Unfortunately, these clichés also include the ridiculous recalcitrant “I won’t love again” hero and the nitwit heroine incapable of thought. I force myself to finish this book and when I am done with it, I am hard-pressed to imagine why I bothered in the first place. It’s that dull.
Brynnafar Dumont first encounters Brand Risande when she spies on him skinny-dipping and then shagging a beautiful woman after she breaks away from her folks on her usual “crazy hellion running free” rounds on horseback. Apparently this sends Brynna into a hormonal tizzy. Horny and stupid – are you afraid yet, people?
Cut to a year later when Brynna’s father is forced to surrender his land and all to the Norman knight Brand after the Normans have steamrollered the silly Saxons. Brynna has already decided to hate that Norman until she realizes that she’s being made to marry that same hot guy whom she saw skinny-dipped and shagged a year ago.

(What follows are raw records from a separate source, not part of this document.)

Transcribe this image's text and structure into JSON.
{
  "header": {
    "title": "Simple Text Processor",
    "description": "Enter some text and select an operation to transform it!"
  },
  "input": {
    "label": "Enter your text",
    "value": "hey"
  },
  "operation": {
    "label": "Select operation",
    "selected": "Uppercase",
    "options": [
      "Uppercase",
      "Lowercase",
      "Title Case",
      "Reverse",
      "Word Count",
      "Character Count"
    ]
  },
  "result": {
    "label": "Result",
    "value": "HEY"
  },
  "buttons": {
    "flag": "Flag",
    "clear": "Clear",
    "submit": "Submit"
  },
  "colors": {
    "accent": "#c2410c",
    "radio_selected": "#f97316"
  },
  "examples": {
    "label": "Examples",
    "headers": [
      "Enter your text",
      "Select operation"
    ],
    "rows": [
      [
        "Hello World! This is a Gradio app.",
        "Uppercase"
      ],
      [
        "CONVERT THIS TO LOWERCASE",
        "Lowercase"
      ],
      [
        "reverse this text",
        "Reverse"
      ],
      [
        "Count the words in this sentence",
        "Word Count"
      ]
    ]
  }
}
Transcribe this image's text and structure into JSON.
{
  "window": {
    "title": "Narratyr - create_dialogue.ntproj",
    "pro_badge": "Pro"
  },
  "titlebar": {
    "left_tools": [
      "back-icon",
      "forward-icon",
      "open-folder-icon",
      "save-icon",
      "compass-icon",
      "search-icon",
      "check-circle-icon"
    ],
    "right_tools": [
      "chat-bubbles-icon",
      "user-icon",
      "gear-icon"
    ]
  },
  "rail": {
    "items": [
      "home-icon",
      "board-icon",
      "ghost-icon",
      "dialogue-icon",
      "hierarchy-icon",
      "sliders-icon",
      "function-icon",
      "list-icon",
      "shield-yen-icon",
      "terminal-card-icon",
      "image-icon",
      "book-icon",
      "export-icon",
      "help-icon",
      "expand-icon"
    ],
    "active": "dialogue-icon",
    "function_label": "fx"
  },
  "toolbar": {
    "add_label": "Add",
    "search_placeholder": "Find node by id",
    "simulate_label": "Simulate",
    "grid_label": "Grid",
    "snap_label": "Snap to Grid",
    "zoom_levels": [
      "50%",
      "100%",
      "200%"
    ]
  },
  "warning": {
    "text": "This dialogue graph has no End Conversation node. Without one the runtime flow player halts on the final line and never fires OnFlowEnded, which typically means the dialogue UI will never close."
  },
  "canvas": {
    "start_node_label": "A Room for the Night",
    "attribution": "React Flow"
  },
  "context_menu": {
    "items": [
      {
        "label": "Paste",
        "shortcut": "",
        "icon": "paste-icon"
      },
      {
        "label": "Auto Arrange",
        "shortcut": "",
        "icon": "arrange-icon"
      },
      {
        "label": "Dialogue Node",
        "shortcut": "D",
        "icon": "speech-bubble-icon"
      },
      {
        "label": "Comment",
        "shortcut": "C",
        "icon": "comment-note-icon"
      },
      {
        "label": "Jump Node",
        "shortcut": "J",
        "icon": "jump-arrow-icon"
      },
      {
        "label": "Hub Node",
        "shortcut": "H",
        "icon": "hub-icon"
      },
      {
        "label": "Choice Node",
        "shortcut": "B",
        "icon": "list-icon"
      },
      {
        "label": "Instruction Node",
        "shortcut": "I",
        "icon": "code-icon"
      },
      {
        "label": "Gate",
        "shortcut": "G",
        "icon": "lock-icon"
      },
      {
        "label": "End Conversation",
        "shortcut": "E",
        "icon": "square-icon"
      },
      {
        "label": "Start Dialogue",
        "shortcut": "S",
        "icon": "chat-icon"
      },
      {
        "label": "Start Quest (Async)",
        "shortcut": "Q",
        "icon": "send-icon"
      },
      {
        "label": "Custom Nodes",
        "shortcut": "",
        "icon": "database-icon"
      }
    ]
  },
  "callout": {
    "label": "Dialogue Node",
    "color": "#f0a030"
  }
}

Brand on the other hand is not a happy man since his harlot wife shagged his friend presumably some time after Brynna’s peekaboo so now he’s on a “Love sucks… forever!” rampage. They get married, they hate each other, they have sex, repeat and rinse, and his enemies cause trouble so that she can get into trouble and he can come to her rescue. The end.
Brand is a familiar hero. Perhaps you are wondering why he can lose his wife if he’s this hot stud in bed and all, but that’s because that slut is evil, doncha know.
Brynnafar is the familiar type who cannot think before she acts, comes up with terribly bad decisions, and acts like a petulant small girl when she doesn’t get her way. Brynna is a plot device rather than a character – every thing she says or does is designed to create mistrust or wrong impressions in order for the author to prolong her main characters’ love-hate story so it isn’t long before I fear the very act of Brynna breathing because she is a magnet for all kinds of communication issues and wrong impressions. Brynna is the kind of heroine who will eavesdrop on the hero’s private conversation only to emerge from her hiding place to denounce and shriek at the hero if she happens to hear something that isn’t to her liking. She has no subtlety yet she attempts to play at subterfuge. She’s a walking and breathing annoyance.
The plot is tedious, the author’s attempt to create sexy scenes such as the peekaboo thing by Brynna comes off more vulgar than erotic, and the author’s prose is the printed equivalent to paint drying on a wall. Lord of Desire is a tired rehash of every overused cliché in the medieval romance formula and regurgitated in a most uninspired and almost mechanical manner. This book is so generic and impersonal. I can’t even get worked up over the annoying main characters because this book is that boring. All I can say is that Paula Quinn should stop trying so hard to be like everyone else and just be herself in her next book.